Just when I thought that aside from the stunning vistas of the French Riviera and sunny beaches of Ibiza there is nothing else in Anthony Zimmer worth seeing director Jerome Salle managed to convince me that he had plenty of tricks in his bag worthy of recognition. All of a sudden the film became intriguingly dark and veered off in a direction that aroused my attention. Sophie Marceau reassured my belief that age has only further enhanced her irrefutable charm.

Andrew L. Urban on the Urban Cinefile website wrote that the performances of Sophie Marceau and Yvan Attal "make this thriller fully engaging and the locations are a great bonus. A good, strong story with a final twist is well told, and the tension never lets up. In their review on the Get the Big Picture website, the Three Abiding Dudes also applauded the performances of Marceau and Attal, noting the chemistry between the two actors is a key reason for the film's success. "We can actually see the attraction between the two principal actors," they write, "It's strong enough to carry the film when these two are on the screen, and when they are by themselves we can understand their motives and reasoning."

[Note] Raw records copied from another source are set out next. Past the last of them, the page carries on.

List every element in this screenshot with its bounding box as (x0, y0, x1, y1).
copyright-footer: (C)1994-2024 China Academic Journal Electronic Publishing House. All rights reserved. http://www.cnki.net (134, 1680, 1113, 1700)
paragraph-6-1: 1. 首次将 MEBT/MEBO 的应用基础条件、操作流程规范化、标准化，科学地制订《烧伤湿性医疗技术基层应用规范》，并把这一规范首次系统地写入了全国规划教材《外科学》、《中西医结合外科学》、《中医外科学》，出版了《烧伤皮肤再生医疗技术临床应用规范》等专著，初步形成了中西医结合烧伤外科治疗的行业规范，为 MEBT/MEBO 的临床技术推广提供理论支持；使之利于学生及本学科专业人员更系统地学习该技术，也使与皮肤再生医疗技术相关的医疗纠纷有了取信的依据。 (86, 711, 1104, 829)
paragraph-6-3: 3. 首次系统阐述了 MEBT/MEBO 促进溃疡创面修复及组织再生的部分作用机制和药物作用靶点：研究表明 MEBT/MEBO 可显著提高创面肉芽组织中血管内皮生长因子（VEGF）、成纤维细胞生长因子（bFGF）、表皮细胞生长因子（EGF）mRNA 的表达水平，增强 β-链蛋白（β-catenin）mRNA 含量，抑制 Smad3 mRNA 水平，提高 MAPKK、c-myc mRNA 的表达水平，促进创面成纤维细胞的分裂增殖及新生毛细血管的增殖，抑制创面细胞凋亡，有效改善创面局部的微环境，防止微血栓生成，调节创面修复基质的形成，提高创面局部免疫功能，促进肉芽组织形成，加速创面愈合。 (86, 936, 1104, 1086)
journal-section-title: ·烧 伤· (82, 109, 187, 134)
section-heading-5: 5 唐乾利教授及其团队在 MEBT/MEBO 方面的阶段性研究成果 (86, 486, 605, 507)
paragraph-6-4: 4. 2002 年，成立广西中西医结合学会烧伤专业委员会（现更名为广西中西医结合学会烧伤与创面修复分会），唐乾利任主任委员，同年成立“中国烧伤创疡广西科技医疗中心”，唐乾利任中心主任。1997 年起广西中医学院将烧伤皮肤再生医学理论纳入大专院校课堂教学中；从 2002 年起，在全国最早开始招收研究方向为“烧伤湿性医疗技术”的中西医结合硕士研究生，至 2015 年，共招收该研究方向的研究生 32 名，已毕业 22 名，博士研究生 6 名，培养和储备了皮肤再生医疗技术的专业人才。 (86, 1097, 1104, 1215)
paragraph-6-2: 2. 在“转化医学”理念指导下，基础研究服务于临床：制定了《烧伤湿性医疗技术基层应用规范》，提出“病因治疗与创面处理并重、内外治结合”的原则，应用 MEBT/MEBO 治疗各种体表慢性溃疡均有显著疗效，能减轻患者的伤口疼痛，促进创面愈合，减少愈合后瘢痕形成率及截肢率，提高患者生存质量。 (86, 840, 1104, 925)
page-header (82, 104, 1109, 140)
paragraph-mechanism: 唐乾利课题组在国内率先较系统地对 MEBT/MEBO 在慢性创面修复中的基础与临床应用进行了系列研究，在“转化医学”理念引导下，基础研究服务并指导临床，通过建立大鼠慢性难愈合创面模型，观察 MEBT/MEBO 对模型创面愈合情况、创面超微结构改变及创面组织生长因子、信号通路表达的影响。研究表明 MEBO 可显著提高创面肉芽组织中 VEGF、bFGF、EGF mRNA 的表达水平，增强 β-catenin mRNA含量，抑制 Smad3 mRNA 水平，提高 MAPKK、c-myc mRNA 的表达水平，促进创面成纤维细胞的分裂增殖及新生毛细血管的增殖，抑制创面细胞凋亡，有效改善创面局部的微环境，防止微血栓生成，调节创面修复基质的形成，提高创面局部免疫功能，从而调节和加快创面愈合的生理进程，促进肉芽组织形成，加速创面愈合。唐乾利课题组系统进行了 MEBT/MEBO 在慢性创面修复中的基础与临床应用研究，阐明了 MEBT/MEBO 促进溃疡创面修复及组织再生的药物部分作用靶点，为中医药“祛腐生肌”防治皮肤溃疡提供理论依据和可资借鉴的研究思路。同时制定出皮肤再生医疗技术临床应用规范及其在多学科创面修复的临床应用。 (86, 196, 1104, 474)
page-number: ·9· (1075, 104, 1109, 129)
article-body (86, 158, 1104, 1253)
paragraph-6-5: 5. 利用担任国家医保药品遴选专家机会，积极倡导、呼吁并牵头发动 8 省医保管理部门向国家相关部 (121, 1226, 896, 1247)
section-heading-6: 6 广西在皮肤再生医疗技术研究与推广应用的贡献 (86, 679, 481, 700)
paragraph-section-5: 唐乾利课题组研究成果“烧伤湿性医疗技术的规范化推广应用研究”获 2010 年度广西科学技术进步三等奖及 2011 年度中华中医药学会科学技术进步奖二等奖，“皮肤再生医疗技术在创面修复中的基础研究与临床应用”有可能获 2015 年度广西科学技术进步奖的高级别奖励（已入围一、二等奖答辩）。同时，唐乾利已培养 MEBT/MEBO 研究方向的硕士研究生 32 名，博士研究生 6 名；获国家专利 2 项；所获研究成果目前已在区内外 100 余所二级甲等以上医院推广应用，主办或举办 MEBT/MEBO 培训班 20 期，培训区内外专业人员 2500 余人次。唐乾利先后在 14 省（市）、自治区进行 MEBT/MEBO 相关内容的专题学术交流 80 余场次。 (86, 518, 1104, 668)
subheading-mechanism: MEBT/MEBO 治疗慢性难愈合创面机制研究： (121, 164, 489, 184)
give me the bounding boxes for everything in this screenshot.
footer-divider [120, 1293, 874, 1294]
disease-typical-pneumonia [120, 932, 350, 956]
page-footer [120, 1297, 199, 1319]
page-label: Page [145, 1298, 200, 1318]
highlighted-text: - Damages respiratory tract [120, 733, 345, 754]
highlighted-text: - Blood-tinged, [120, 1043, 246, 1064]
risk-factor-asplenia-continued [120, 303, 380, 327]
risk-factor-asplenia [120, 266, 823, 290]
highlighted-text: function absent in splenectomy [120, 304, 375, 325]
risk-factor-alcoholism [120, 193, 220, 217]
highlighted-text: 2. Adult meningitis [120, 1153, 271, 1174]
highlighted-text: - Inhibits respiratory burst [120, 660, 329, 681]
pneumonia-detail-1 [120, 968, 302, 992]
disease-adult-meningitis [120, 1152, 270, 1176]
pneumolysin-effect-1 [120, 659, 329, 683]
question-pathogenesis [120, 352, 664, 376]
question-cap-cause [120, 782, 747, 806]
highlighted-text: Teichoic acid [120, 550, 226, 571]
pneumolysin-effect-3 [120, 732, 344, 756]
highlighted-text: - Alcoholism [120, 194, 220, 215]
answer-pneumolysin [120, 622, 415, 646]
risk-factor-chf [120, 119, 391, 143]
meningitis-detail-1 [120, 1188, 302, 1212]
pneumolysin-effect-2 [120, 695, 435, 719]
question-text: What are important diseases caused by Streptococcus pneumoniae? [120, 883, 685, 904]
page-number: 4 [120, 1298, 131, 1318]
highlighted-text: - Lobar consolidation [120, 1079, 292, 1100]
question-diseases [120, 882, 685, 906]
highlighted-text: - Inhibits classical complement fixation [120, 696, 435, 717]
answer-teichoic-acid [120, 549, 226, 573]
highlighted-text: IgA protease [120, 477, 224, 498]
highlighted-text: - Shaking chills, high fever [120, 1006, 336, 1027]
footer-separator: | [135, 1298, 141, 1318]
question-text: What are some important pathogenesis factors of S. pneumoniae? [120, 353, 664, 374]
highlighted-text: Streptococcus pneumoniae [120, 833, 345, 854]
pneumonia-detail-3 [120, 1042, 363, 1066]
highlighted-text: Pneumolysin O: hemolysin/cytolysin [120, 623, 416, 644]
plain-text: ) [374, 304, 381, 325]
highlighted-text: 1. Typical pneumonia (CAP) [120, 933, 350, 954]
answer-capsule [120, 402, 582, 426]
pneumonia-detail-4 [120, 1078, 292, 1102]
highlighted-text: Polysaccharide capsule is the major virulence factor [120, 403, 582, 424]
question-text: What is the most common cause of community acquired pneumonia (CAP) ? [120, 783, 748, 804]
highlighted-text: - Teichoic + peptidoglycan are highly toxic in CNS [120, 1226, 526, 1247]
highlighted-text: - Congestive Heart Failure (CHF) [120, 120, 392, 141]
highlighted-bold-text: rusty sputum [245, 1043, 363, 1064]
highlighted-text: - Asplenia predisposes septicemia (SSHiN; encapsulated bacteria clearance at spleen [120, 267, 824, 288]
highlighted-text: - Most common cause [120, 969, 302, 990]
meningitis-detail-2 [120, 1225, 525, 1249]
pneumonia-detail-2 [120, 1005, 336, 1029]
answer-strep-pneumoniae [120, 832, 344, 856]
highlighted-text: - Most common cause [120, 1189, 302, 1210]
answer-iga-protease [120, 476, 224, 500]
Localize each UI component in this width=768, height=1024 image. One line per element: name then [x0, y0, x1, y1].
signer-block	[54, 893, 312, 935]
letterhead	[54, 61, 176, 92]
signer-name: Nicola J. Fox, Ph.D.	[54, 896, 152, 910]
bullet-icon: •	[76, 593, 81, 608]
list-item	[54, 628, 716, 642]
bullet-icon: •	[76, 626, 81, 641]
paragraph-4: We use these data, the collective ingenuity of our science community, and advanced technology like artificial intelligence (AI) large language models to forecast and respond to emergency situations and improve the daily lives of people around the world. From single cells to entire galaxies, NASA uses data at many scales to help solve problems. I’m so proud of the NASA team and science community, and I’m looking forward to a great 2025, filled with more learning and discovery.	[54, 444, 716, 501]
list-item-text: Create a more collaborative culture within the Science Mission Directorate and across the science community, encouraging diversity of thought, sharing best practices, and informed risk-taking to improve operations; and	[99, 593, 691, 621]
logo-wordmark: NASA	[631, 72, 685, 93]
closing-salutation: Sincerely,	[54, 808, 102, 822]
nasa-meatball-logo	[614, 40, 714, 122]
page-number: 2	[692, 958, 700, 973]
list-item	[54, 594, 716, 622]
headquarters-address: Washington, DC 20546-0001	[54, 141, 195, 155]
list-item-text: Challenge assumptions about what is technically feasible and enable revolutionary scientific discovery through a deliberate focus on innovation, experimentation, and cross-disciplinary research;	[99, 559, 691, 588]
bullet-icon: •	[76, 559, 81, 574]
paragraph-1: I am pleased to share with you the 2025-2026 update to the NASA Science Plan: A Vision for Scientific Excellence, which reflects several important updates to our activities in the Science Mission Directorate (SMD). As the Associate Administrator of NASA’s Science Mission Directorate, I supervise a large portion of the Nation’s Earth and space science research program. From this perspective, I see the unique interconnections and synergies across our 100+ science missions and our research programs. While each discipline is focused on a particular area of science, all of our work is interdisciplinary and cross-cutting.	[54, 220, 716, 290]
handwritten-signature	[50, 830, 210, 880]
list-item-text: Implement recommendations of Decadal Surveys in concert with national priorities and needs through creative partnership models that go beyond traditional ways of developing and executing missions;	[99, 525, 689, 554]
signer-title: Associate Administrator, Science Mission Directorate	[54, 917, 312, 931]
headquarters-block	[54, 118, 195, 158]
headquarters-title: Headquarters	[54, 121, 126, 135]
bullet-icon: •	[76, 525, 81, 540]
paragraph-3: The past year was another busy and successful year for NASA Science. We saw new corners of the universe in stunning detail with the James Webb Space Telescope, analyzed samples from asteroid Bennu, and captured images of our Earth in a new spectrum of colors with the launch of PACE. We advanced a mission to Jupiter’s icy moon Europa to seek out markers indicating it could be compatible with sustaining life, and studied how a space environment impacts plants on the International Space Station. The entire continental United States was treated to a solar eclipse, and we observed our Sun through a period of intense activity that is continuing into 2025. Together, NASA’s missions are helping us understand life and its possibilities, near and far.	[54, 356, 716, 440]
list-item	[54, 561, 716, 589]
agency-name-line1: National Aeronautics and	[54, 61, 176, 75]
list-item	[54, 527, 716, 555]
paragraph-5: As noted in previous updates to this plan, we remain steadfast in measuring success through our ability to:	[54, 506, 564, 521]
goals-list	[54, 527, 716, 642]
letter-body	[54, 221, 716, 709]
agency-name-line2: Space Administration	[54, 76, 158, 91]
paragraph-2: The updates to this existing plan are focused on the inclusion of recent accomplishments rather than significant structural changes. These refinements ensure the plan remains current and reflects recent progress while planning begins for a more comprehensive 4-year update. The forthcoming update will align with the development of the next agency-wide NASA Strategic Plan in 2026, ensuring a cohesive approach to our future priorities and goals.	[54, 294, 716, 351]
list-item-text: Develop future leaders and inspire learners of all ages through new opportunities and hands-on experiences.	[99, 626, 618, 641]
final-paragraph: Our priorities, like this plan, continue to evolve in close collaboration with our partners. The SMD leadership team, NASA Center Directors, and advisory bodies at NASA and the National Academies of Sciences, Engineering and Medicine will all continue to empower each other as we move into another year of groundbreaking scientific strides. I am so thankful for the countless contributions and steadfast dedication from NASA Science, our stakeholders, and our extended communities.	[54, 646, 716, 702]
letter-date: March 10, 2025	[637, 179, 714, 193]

In his review for the Shadows on the Wall website, Rich Cline gave the film four out of five stars, calling it "an especially well-made Hitchcock-style odyssey that really keeps us guessing where it's going". Cline singles out first-time director Salle who "keeps things cracking from start to finish, continually subverting our expectations". Cline concludes:

This polished and seductive style keeps the audience on its toes; it's that breathlessly enjoyable film in which we never tire of trying to second-guess the characters, figure out the central mystery or worry about how this ill-matched couple can get together in the end ... There's no real subtext here—no clever examination of identity or attraction or justice. The entire point is to throw us into a "what would I do" predicament involving guns, girls, secrets and surprising solutions. So the fact that Salle makes it so effortlessly engaging is pretty amazing really.

===Accolades===
The film received a nomination for the César Award for Best First Feature Film for director Jérôme Salle.

==Remake==

The film was remade under the title The Tourist, which was directed by Florian Henckel von Donnersmarck and starred Johnny Depp, Angelina Jolie, Paul Bettany, and Timothy Dalton. Filming of the remake began on February 23, 2010, in Paris, and it was released on December 10, 2010. Despite being a box-office success and receiving three nominations (Best Picture, Best Actor, and Best Actress) in the Musical or Comedy picture category at the 68th Golden Globe Awards, The Tourist was met with mostly negative critical reviews.